Rock based the SCARF model on human behaviour, focusing on how the brain responds to threat and reward. These five factors - Status, Certainty, Autonomy, Relatedness and Fairness - have a strong bearing on how we engage in social, interactive and collaborative settings. The model proposes that learning increases as threats are minimised and rewards maximised. Learners display increased engagement when they perceive reward, and less when they sense threat.
- S (Status): Learning that’s perceived to enhance status (leading to a promotion, for example), will be motivational.
- C (Certainty): If we lack certainty about a situation our impulse may be to disengage, whereas clear steps and a sense of order can increase learning transfer.
- A (Autonomy): A degree of autonomy in learning is a key factor in reducing stress, as it means we have some influence over what is taking place. There’s a contrary impact if we are denied autonomy; effective learning involves some choice and control.
- R (Relatedness): If we feel trust, empathy and social connection during learning, oxytocin is released in the brain, which increases engagement.
- F (Fairness): A sense of unfairness stirs hostility and threat, but learning which is perceived as fair and justified is motivational.
AGES (Attention, Generation, Emotion and Spacing), promoted by Davachi et al, is a model to support effective learning, which we explore in the infographic below. It draws on established psychological principles and proposes that learning is more effective when these four factors are considered in the learning design and delivery:
- A (Attention): We need to ensure minimal distractions and avoid cognitive overload; undivided attention is essential for effective learning. Novelty and varied techniques and approaches enhance attention.
- G (Generation): We maximise the likelihood of positive engagement and formation of long-term memories when learning has personal meaning and significance. L&D practitioners should relate learning to existing knowledge and support personal, meaningful associations and applications.
- E (Emotion): This is a key factor in fostering attention and enhancing memory function. Generating positive emotional experiences and social activities is key to effective learning transfer. Conversely, if learners have a negative emotion associated with learning, such as a fear of failure, they are less likely to engage.
- S (Spacing): It’s better to distribute learning in discrete blocks delivered over short time periods than cram lots of content into a prolonged session. ‘Chunked’ learning results in more effective transfer and aids long-term memory.

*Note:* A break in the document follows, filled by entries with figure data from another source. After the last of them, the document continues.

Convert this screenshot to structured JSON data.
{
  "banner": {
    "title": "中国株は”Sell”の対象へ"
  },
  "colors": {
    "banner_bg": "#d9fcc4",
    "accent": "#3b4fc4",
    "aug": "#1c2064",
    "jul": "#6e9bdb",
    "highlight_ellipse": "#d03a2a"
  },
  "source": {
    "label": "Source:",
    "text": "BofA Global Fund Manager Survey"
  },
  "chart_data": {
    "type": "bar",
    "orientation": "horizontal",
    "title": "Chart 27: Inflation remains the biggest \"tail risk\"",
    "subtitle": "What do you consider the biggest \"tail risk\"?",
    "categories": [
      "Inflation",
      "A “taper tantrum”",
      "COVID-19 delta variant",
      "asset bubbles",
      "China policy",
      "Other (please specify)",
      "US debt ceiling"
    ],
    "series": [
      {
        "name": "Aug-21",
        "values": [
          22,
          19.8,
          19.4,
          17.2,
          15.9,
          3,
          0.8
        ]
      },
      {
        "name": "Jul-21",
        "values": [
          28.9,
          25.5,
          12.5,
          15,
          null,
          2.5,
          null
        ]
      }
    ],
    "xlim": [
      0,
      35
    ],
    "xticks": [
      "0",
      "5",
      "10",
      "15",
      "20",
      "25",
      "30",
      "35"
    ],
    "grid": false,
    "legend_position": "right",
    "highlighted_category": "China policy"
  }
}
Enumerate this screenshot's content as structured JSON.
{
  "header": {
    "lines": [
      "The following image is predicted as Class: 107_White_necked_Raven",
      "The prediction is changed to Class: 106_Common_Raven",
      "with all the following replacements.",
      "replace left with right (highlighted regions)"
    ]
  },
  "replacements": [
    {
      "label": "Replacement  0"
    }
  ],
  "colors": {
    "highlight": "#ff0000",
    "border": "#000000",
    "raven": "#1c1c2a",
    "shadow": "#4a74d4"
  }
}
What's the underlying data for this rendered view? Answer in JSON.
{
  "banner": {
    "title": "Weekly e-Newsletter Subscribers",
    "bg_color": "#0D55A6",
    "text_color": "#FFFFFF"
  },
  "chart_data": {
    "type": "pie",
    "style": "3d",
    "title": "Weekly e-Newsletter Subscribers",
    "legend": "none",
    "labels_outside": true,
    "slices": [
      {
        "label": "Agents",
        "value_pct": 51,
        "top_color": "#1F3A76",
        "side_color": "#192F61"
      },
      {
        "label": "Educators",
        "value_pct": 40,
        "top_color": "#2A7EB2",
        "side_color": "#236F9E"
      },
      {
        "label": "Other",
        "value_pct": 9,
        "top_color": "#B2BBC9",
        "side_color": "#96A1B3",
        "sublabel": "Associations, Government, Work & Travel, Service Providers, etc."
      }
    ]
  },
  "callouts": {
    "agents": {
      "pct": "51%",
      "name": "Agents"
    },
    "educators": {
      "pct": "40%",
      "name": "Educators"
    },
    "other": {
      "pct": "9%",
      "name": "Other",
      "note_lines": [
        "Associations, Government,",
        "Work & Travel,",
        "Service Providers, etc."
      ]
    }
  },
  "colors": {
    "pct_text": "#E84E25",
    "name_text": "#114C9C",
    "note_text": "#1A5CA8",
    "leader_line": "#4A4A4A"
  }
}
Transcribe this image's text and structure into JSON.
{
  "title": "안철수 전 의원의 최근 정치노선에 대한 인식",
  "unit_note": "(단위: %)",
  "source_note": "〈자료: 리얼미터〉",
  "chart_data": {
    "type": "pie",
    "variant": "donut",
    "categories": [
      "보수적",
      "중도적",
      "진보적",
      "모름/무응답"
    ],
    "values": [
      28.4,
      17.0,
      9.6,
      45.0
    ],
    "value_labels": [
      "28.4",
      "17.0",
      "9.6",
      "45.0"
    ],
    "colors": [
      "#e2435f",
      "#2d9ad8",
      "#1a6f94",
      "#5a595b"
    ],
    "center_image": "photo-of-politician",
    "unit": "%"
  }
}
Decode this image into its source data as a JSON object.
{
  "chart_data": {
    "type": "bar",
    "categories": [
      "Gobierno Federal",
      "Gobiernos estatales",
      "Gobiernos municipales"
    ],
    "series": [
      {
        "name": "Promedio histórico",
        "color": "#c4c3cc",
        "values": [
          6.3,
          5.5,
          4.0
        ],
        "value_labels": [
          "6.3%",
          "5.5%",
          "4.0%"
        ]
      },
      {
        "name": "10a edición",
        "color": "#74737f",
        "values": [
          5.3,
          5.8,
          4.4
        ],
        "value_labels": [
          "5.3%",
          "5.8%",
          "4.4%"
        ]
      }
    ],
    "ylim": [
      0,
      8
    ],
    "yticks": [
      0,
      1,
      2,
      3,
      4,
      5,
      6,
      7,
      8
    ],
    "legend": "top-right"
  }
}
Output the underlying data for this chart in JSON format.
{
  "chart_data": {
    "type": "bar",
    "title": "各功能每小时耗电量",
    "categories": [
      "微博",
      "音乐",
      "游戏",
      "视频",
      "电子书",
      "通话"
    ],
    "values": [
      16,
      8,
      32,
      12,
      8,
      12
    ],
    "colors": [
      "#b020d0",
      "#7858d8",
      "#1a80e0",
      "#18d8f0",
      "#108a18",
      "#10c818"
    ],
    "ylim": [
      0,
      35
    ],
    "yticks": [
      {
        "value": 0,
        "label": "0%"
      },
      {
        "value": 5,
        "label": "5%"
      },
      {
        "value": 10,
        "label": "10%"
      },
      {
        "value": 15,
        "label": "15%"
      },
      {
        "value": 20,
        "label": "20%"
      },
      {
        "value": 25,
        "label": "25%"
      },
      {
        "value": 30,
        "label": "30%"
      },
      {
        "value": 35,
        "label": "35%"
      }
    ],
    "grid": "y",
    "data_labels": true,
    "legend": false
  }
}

The infographic below explores the AGES model in more detail.
Neuroplasticity in learning
The concept of neuroplasticity, which is emerging from neuroscience research, suggests that the brain has plasticity and is able to keep developing and changing. There are many examples that show how areas of the brain increase their capacity for processing when regular activity stimulating that function occurs.
This is a direct challenge to the belief that learners can become permanently entrenched in certain thought processes and skills; it defies the thinking that ‘you cannot teach an old dog new tricks’.
One of the most quoted studies highlighting the potential and impact of neuroplasticity involved London taxi drivers, whose intense learning of London routes (‘the knowledge’) caused measurable development in their brains which changed their brain structure. Our podcast on behavioural science provides insights on this study, and how behavioural science can be applied in today’s businesses.
For learning practitioners, the concept of neuroplasticity provides an empowering message that learning and progression can take place for those who are willing to engage and work at it, regardless of age, background or culture.